The village has one public house called the Beckingham Bell which is situated in Beckingham Street.

The village does have one small shop on Wicks Manor Farm situated in Tolleshunt Major which is owned by Howies & Sons. Wicks Manor Farm is a Local Essex farm which produces dry cured bacon, sausages, ham, gammons and pork.

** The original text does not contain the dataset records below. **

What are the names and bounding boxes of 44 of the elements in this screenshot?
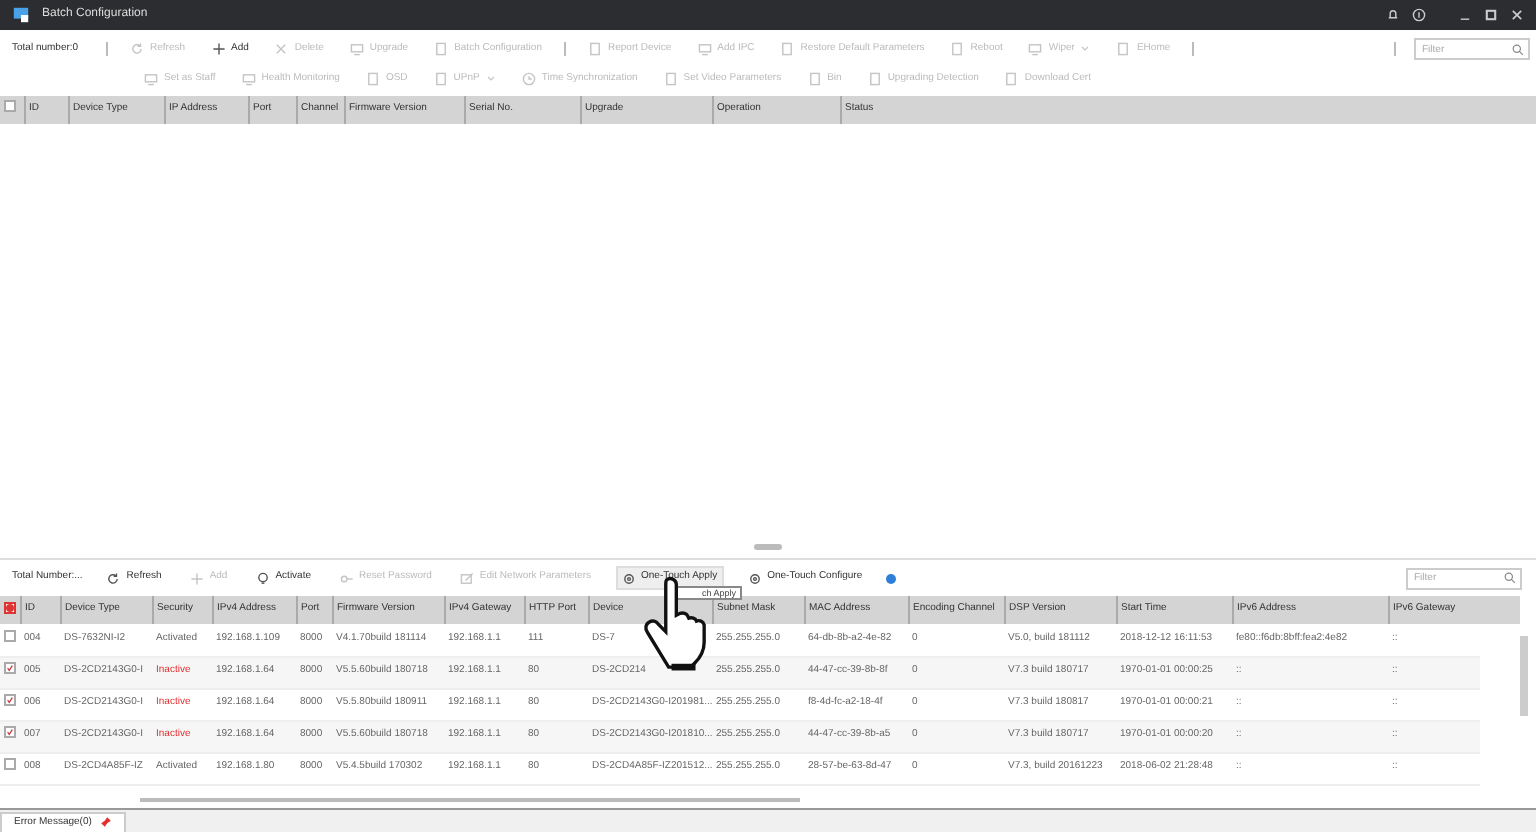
info-icon — [886, 573, 897, 583]
monitor-icon — [349, 42, 364, 56]
row-checkbox[interactable] — [4, 726, 16, 739]
refresh-icon — [130, 42, 144, 56]
document-icon — [365, 72, 380, 86]
monitor-icon — [144, 72, 158, 86]
document-icon — [950, 42, 965, 56]
pin-icon — [99, 816, 112, 829]
plus-icon — [189, 571, 204, 585]
plus-icon — [211, 42, 226, 56]
document-icon — [867, 72, 882, 86]
select-all-checkbox[interactable] — [4, 100, 16, 113]
monitor-icon — [697, 42, 712, 56]
document-icon — [433, 72, 448, 86]
row-checkbox[interactable] — [4, 758, 16, 771]
document-icon — [663, 72, 678, 86]
monitor-icon — [1028, 42, 1043, 56]
document-icon — [1116, 42, 1131, 56]
edit-icon — [459, 571, 474, 585]
document-icon — [807, 72, 822, 86]
row-checkbox[interactable] — [4, 694, 16, 707]
scrollbar[interactable] — [1520, 636, 1528, 716]
app-icon — [12, 6, 30, 24]
close-icon[interactable] — [1510, 8, 1524, 22]
caret-icon — [485, 74, 496, 84]
close-icon — [274, 42, 289, 56]
document-icon — [780, 42, 795, 56]
document-icon — [434, 42, 449, 56]
caret-icon — [1080, 44, 1091, 54]
refresh-icon — [106, 571, 121, 585]
clock-icon — [521, 72, 536, 86]
document-icon — [1004, 72, 1019, 86]
splitter-handle[interactable] — [754, 544, 782, 550]
document-icon — [587, 42, 602, 56]
row-checkbox[interactable] — [4, 662, 16, 675]
key-icon — [339, 571, 354, 585]
row-checkbox[interactable] — [4, 630, 16, 642]
info-icon[interactable] — [1412, 8, 1426, 22]
maximize-icon[interactable] — [1484, 8, 1498, 22]
bell-icon[interactable] — [1386, 8, 1400, 22]
scrollbar[interactable] — [140, 798, 800, 802]
monitor-icon — [241, 72, 256, 86]
bulb-icon — [255, 571, 270, 585]
select-all-checkbox[interactable] — [4, 601, 16, 614]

Other shops can be found in Tiptree which is about a ten-minute drive where large supermarkets can be found as well as fast food restaurants, newsagents, a post office, hair salons, doctors and pharmacists. Also in Tiptree is the jam factory owned by Wilkin & Sons Limited.
Bigger shopping centres are at Chelmsford City about 30 minutes drive away and Colchester Town about 30 minutes away.

==Governance==
There are three tiers of local government covering Tolleshunt Major, at parish, district, and county level: Tolleshunt Major Parish Council, Maldon District Council, and Essex County Council. The parish council meets at St Nicholas Hall.

==Public transport==

===Bus===
There is no bus service that runs through Tolleshunt Major. Buses can be boarded at the nearby village of Tolleshunt D’arcy. Other villages served are Maldon, Chelmsford and Witham.

===Railway===
The closest National Rail stations are Witham and Hatfield Peveral, both are operated by Greater Anglia. Destinations served from these stations include London Liverpool Street and Ipswich, Clacton, Harwich, Braintree and Norwich via the Great Eastern Main Line.
The nearest London Underground line is the Central Line at Stratford International.

==Schools==

There are no schools in the village of Tolleshunt Major, the nearest primary school being in Tolleshunt D'arcy.

==Healthcare==
The nearest NHS(National Health Service (England)) hospitals are Broomfield Hospital in Chelmsford. or Colchester General, in Highwoods, Colchester.